* From a PQ campaign press release…
A new poll today showing that 99% of Chicagoans don’t want higher property taxes confirmed a key principle of Governor Pat Quinn’s budget: Illinois over-relies on the property tax.
Governor Quinn is pushing a responsible and honest budget plan that would begin to reduce the state’s over-reliance on property taxes by properly funding education and sending every homeowner a guaranteed $500 property tax refund each year.
By contrast, billionaire Bruce Rauner is scheming to shift more of the tax burden to property taxpayers by cutting the state’s investment in education.
“It’s no surprise that Rauner - a self-proclaimed member of the .01% - would be scheming to do something that the 99% are strongly against,” Quinn spokesman Izabela Miltko said. “By cutting the state’s support for education, Rauner would preside over the largest property tax increase in Illinois history.
“It’s time to lower the property tax burden for homeowners across Illinois by properly funding our schools and sending every homeowner a guaranteed $500 property tax refund each year. The governor’s budget plan does just that.”
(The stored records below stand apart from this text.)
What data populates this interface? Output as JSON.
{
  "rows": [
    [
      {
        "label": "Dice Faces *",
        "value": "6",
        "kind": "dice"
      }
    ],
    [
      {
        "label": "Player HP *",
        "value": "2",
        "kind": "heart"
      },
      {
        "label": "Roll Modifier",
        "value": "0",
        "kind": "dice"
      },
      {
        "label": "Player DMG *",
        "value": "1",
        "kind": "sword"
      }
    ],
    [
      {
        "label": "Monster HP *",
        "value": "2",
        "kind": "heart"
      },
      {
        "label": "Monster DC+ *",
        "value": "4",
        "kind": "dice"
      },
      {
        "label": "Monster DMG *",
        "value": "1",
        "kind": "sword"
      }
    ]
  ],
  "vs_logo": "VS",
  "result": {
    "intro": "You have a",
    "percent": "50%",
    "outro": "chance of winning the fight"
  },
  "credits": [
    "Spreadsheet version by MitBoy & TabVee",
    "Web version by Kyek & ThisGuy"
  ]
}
More than 2.1 million Illinois households would receive an annual $500 property tax refund under the governor’s budget plan, which also provides the largest increase in funding for the classroom in state history. Illinois collects more money in property taxes than the state’s sales tax and income tax combined.
* The poll didn’t say that 99 percent of Chicagoans don’t want a property tax hike. The somewhat oddly worded McKeon & Associates poll [ADDING: McKeon just called to say that the Sun-Times chose the question’s wording] merely allowed Chicagoans to pick their preference of new revenue streams…
Offered four choices on ways Chicago could solve its $20 billion pension crisis, raising property taxes ranked dead-last, chosen by only one percent of the Chicago voters surveyed.
The favorite remedies on the list — both at 25 percent — were a “commuter tax” on suburbanites who work in Chicago and the transaction tax on LaSalle Street exchanges championed by the Chicago Teachers Union.
Running close behind — at 21 percent — was a city income tax. That’s somewhat surprising, since a city income tax would have to be paid by many of those polled.
The transaction tax is dead, as is the city income tax. The commuter tax isn’t going anywhere any time soon. And while the 1 percent favoring a property tax hike is newsworthy, there apparently were no follow-up questions about what voters actually thought of that prospect.
* Also, the governor’s proposed property tax rebate isn’t really a property tax rebate. It’s a $500 check to all Illinois homeowners - at a net new cost to income taxpayers of $700 million.
* And, as Rauner has noted before, education funding hasn’t been protected by Quinn in the past. So, is the governor, then, responsible for large numbers of school-related property tax hikes? And since the governor pushed the original income tax hike, which didn’t include money for local government revenue sharing, is he also responsible for their tax hikes?